I have had mixed results from the Land Registry, Queensway Government Offices, 19/F, 66 Queensway. I have visited them twice together with a Chinese friend to find out the purchase and sale dates of various properties owned by my great-grandfather and grandfather at the end of the nineteenth century and beginning of the twentieth. Armed with the original Inland Lot numbers on my first visit, I got copies of all the purchase and sale dates of the properties I wanted, at the end of an hour. But it was hard going for the person helping us and I felt I would not have got anywhere without the persuasiveness of my friend and his fluent Cantonese. On my more recent visit the less experienced and less cooperative counter person was unwilling to undertake a historical search to match up the old Inland Lot numbers with present day addresses. I ended up paying the fee she demanded for printouts and received records that did match the I.L. numbers that I wanted, but were now attached to different addresses. From her eagerness to get rid of me, I am convinced my “helper” knew the addresses were not the original ones.

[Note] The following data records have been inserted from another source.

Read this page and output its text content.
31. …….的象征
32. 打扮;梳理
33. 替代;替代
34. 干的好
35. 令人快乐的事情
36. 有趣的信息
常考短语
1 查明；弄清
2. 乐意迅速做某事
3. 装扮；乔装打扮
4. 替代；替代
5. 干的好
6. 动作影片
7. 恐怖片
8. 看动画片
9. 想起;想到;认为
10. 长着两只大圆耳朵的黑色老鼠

The Lands Department has upgraded its website to enable online ordering, which means that you no longer have to go to its office at North Point. I went there a couple of years ago with a companion who knew the ropes. I was able to access aerial photographs of different dates of the area where my grandfather had lived and of his house, now long since demolished. I had the option of ordering a copy of these, which could be collected within 24 hours, or an enhanced version, which would not be ready for four days. I also bought a very detailed 1920s map of the area. I do not know whether it is now possible to order from abroad with a credit card or whether a bankers draft is necessary. There is a tutorial on how to access their maps service at https://gwulo.com/node/41760.
Some old Hong Kong maps are also held by the British Library in London and can be photographed without charge for personal use.

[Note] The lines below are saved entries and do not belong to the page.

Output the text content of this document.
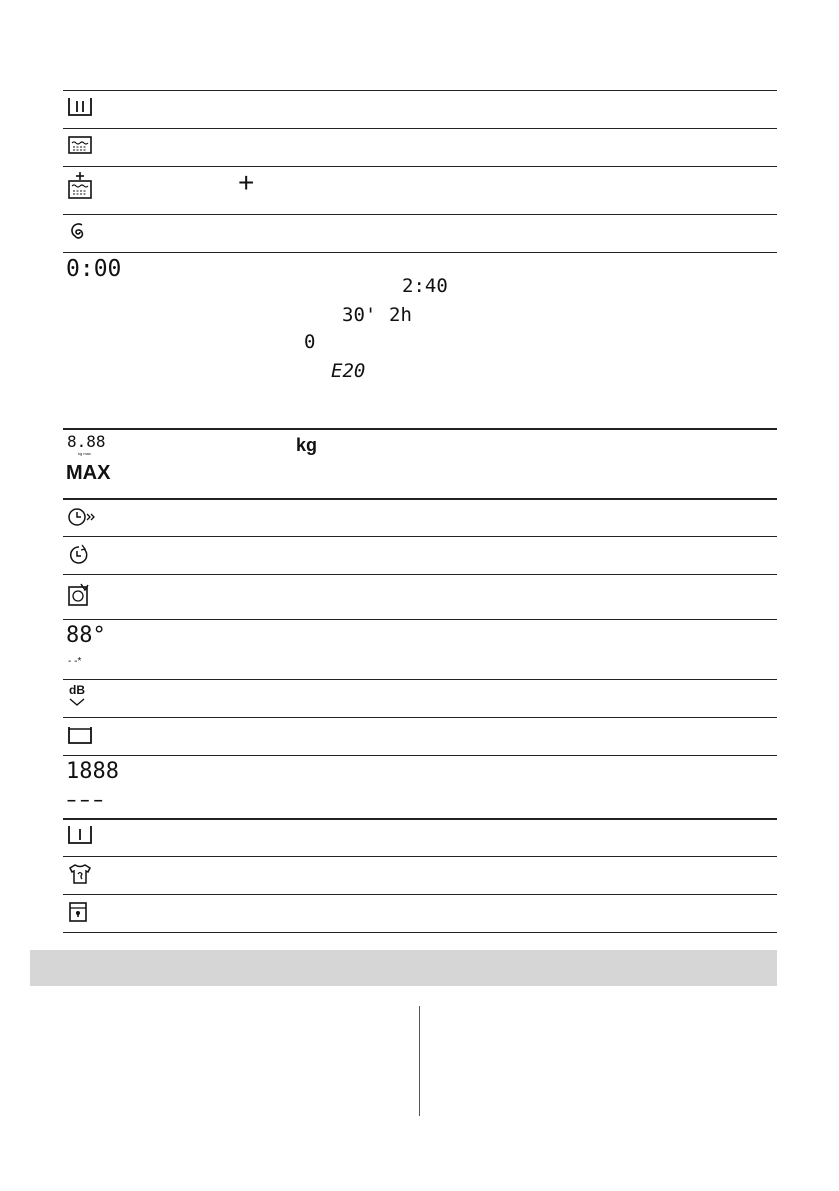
+
0:00
2:40
30' 2h
0
E20
8.88
kg max
MAX
kg
88°
- -*
dB
1888
– – –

World War 2 scattered many Hong Kong families, including mine, and my quest has taken me both to Canada and Australia. My grandmother must have been evacuated from Hong Kong, but there was a “Whites Only” policy in Australia in 1940-41 and she may have been turned back at Manila. There is no record of her name on the lists researched by Tony Banham for his book on the Hong Kong evacuation, Reduced to a Symbolical Scale, which means she may have sailed privately. I have found no record of her between 1926 and 1941 in Hong Kong, nor in Australia until the 1954 census. The Sydney telephone book turned out to be an invaluable resource for tracing the descendants of the niece who signed her death certificate. There were only five entries for the niece’s married name, but I had a 100% return to my five answerphone messages. These led me from one person to the next and finally, via New Zealand, to a surviving cousin, who sadly died during an operation very soon after I spoke to her. I learnt valuable information from two long telephone conversations with her and later with her sister. Do not be afraid of cold calling. The telephone has been my friend.

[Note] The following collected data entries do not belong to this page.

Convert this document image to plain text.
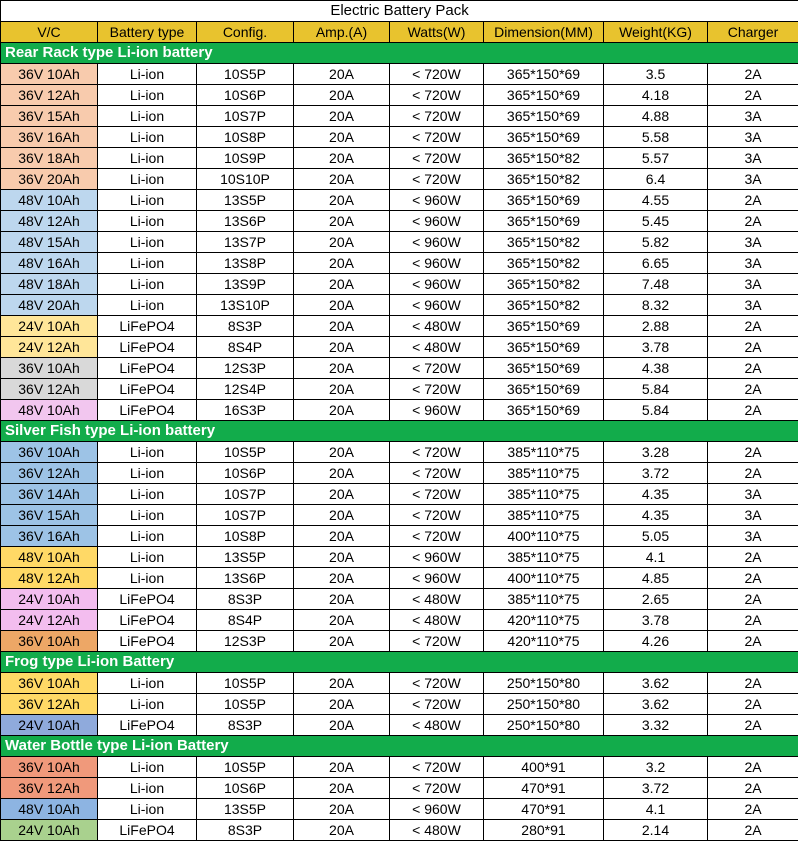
Electric Battery Pack							
V/C	Battery type	Config.	Amp.(A)	Watts(W)	Dimension(MM)	Weight(KG)	Charger
Rear Rack type Li-ion battery							
36V 10Ah	Li-ion	10S5P	20A	< 720W	365*150*69	3.5	2A
36V 12Ah	Li-ion	10S6P	20A	< 720W	365*150*69	4.18	2A
36V 15Ah	Li-ion	10S7P	20A	< 720W	365*150*69	4.88	3A
36V 16Ah	Li-ion	10S8P	20A	< 720W	365*150*69	5.58	3A
36V 18Ah	Li-ion	10S9P	20A	< 720W	365*150*82	5.57	3A
36V 20Ah	Li-ion	10S10P	20A	< 720W	365*150*82	6.4	3A
48V 10Ah	Li-ion	13S5P	20A	< 960W	365*150*69	4.55	2A
48V 12Ah	Li-ion	13S6P	20A	< 960W	365*150*69	5.45	2A
48V 15Ah	Li-ion	13S7P	20A	< 960W	365*150*82	5.82	3A
48V 16Ah	Li-ion	13S8P	20A	< 960W	365*150*82	6.65	3A
48V 18Ah	Li-ion	13S9P	20A	< 960W	365*150*82	7.48	3A
48V 20Ah	Li-ion	13S10P	20A	< 960W	365*150*82	8.32	3A
24V 10Ah	LiFePO4	8S3P	20A	< 480W	365*150*69	2.88	2A
24V 12Ah	LiFePO4	8S4P	20A	< 480W	365*150*69	3.78	2A
36V 10Ah	LiFePO4	12S3P	20A	< 720W	365*150*69	4.38	2A
36V 12Ah	LiFePO4	12S4P	20A	< 720W	365*150*69	5.84	2A
48V 10Ah	LiFePO4	16S3P	20A	< 960W	365*150*69	5.84	2A
Silver Fish type Li-ion battery							
36V 10Ah	Li-ion	10S5P	20A	< 720W	385*110*75	3.28	2A
36V 12Ah	Li-ion	10S6P	20A	< 720W	385*110*75	3.72	2A
36V 14Ah	Li-ion	10S7P	20A	< 720W	385*110*75	4.35	3A
36V 15Ah	Li-ion	10S7P	20A	< 720W	385*110*75	4.35	3A
36V 16Ah	Li-ion	10S8P	20A	< 720W	400*110*75	5.05	3A
48V 10Ah	Li-ion	13S5P	20A	< 960W	385*110*75	4.1	2A
48V 12Ah	Li-ion	13S6P	20A	< 960W	400*110*75	4.85	2A
24V 10Ah	LiFePO4	8S3P	20A	< 480W	385*110*75	2.65	2A
24V 12Ah	LiFePO4	8S4P	20A	< 480W	420*110*75	3.78	2A
36V 10Ah	LiFePO4	12S3P	20A	< 720W	420*110*75	4.26	2A
Frog type Li-ion Battery							
36V 10Ah	Li-ion	10S5P	20A	< 720W	250*150*80	3.62	2A
36V 12Ah	Li-ion	10S5P	20A	< 720W	250*150*80	3.62	2A
24V 10Ah	LiFePO4	8S3P	20A	< 480W	250*150*80	3.32	2A
Water Bottle type Li-ion Battery							
36V 10Ah	Li-ion	10S5P	20A	< 720W	400*91	3.2	2A
36V 12Ah	Li-ion	10S6P	20A	< 720W	470*91	3.72	2A
48V 10Ah	Li-ion	13S5P	20A	< 960W	470*91	4.1	2A
24V 10Ah	LiFePO4	8S3P	20A	< 480W	280*91	2.14	2A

As well as tracking the upward path of my English grandfather’s Hong Kong company in the first two decades of the twentieth century, my narrative will record what I have learnt about my “hidden” Eurasian grandmother, who outlived all but one of her five children. Despite the efforts of her close family to erase her very existence, the story of my quest will pick out the small pieces of evidence that bear witness to her life. I hope it will serve as a slight memorial to her.
I also hope that some of the above information will be useful to others researching their Hong Kong past, whether amateurs or academics. Websites are improving all the time and there will be more and more available online. Good luck to all!